Unsere nachfolgend vollständig eingefügte Pressemitteilung von diesem Wochenende wurde online bereits bei Kurier/Tagblatt, PluspunktSchierstein, und in der AKK-Zeitung veröffentlicht. In den Printausgaben vom Montag wird sie ebenfalls zu finden sein.

Die „Siedlergemeinschaft Rosenfeld und Selbsthilfe e.V.“ hat auf ihrer Jahreshauptversammlung am 27. April 2012 die Klage zur Verhinderung eines weiteren Ausbaus des Gewerbegebietes an der Äppelallee beschlossen.

Der Vorstand wurde beauftragt, alle juristischen Mittel auszuschöpfen, um die Umsetzung des Bauantrags von Mann Mobilia XXXL, so er parlamentarisch abgesegnet und genehmigt wird, zu verhindern.

In der nun seit 90 Jahren bestehenden „Siedlergemeinschaft Rosenfeld und Selbsthilfe e.V.“ sind gut 2/3 der in diesen Wohngebieten lebenden Familien und Hausbesitzer vereinigt. Die 220 Mitglieder und das aus ihnen heraus initiierte, letztlich den gesamten Stadtteilen Biebrich und Schierstein dienende Aktionsbündnis „Biebricher gegen Verkehr XXL – Initiative für mehr Lebensqualität“, ist davon überzeugt, dass mit der kontinuierlichen Ansiedlung und Erweiterung von Einzelhändlern und Großmärkten schon lange Grenzen überschritten wurden und jahrzehntealte Bebauungspläne ihrer Bestimmung nicht mehr gerecht werden können.

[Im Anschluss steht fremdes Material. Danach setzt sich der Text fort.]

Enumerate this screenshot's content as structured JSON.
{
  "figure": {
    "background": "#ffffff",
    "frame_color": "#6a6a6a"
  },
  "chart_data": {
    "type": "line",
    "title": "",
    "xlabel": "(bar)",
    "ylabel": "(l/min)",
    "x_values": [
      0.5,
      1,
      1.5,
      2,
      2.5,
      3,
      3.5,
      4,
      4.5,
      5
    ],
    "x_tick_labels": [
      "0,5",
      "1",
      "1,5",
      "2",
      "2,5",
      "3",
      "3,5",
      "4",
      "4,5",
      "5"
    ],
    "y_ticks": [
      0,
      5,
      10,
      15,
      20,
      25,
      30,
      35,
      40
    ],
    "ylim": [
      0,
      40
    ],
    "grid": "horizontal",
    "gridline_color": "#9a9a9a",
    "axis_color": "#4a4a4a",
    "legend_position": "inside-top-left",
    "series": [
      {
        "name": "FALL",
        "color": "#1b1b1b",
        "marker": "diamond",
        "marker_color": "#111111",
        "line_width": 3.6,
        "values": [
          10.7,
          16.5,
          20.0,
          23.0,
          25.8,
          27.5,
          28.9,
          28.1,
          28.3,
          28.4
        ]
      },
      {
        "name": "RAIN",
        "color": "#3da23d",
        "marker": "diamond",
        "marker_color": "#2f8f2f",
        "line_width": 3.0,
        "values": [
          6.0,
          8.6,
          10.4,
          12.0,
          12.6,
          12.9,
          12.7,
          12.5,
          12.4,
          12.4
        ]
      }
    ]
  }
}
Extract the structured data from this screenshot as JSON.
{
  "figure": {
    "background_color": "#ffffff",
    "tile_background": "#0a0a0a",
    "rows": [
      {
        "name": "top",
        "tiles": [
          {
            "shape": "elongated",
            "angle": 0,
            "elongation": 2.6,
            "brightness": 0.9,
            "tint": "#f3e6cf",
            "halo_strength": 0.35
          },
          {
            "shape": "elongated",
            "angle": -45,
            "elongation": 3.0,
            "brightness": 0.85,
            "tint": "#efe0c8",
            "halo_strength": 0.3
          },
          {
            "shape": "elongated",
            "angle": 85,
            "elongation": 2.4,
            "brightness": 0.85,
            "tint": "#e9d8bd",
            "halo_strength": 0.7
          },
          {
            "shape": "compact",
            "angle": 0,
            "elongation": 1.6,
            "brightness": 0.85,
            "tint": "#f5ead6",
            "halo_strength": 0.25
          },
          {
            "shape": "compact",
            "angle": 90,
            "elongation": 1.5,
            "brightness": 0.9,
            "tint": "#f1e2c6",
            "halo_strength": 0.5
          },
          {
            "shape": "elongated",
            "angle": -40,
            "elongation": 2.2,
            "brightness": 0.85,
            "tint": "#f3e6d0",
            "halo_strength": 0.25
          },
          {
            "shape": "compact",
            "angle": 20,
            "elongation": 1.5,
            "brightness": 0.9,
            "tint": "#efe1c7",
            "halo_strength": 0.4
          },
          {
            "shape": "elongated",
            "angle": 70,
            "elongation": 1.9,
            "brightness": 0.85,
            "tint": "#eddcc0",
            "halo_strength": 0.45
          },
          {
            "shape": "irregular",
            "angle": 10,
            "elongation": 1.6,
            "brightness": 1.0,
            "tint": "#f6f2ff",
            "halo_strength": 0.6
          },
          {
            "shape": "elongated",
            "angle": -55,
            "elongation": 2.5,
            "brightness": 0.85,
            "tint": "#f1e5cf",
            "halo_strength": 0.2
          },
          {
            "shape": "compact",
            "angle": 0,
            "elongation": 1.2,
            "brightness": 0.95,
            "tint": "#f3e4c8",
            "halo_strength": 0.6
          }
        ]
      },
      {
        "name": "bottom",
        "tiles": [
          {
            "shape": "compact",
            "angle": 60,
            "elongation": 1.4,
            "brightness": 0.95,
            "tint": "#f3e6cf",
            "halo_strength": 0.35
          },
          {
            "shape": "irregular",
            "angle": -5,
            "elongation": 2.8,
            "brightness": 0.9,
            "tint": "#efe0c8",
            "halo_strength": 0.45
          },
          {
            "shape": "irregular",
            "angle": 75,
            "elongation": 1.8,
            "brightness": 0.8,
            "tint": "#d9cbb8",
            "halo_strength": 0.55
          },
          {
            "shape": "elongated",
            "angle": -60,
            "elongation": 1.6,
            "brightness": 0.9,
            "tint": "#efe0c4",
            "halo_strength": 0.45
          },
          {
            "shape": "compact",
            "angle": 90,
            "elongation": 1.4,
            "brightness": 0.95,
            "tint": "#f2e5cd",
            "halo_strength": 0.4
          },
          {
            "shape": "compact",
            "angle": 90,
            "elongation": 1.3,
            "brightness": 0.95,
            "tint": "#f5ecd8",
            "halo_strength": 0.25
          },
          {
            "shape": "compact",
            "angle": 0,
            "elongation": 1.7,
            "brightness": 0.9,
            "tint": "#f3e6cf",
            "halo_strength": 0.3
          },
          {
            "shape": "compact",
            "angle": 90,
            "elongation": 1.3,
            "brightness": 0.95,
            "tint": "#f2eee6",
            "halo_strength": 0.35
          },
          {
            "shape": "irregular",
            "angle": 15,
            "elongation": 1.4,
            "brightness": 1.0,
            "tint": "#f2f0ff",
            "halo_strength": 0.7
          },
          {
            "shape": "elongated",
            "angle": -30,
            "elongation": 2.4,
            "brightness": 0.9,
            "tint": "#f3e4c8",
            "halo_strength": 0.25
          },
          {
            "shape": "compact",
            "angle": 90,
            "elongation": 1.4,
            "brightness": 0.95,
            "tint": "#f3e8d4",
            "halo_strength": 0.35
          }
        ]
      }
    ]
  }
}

Zudem wird der Neubau der Schiersteiner Brücke und der A 643 Anwohner, Pendler und Kunden in den nächsten 6 – 8 Jahren ohnehin schon unüberschaubar belasten. Die Genehmigung eines der größten Möbelmärkte Deutschlands in diesem anerkannt überlasteten Lärmsanierungsgebiet ist bau- und planungsrechtlich nicht zu rechtfertigen. Die von Mann Mobilia / XXXLutz durch den Ausbau und die Verdreifachung des Handelsangebots selbst erwartete Zunahme der Kundenverkehre um 66 % folgt einer schon lange nicht mehr nachvollziehbaren Genehmigungspolitik offensichtlich wirtschaftspolitisch motivierter Natur, die weder die gesundheitliche noch volkswirtschaftliche Belastung aller Betroffenen berücksichtigt.

Ein vom Bauherr bezahlter Kreisel an dessen Zufahrt innerhalb der Friedrich-Bergius-Straße ändert nichts an der längst bestehenden Überlastung der Knotenpunkte Hagenauer Straße und Äppelallee. Im Gegenteil, wird diese durch jeglichen weiteren Ausbau extrem verschärft.

Wir dokumentieren seit Oktober 2010 in mehr als 80 Artikeln auf unserer Homepage www.verkehrsinitiative.de Vergangenheit und Gegenwart dieses Gebietes. Die Zukunft wollen wir nun gemeinsam positiv gestalten. Der Stopp dieses Großprojektes gehört dazu.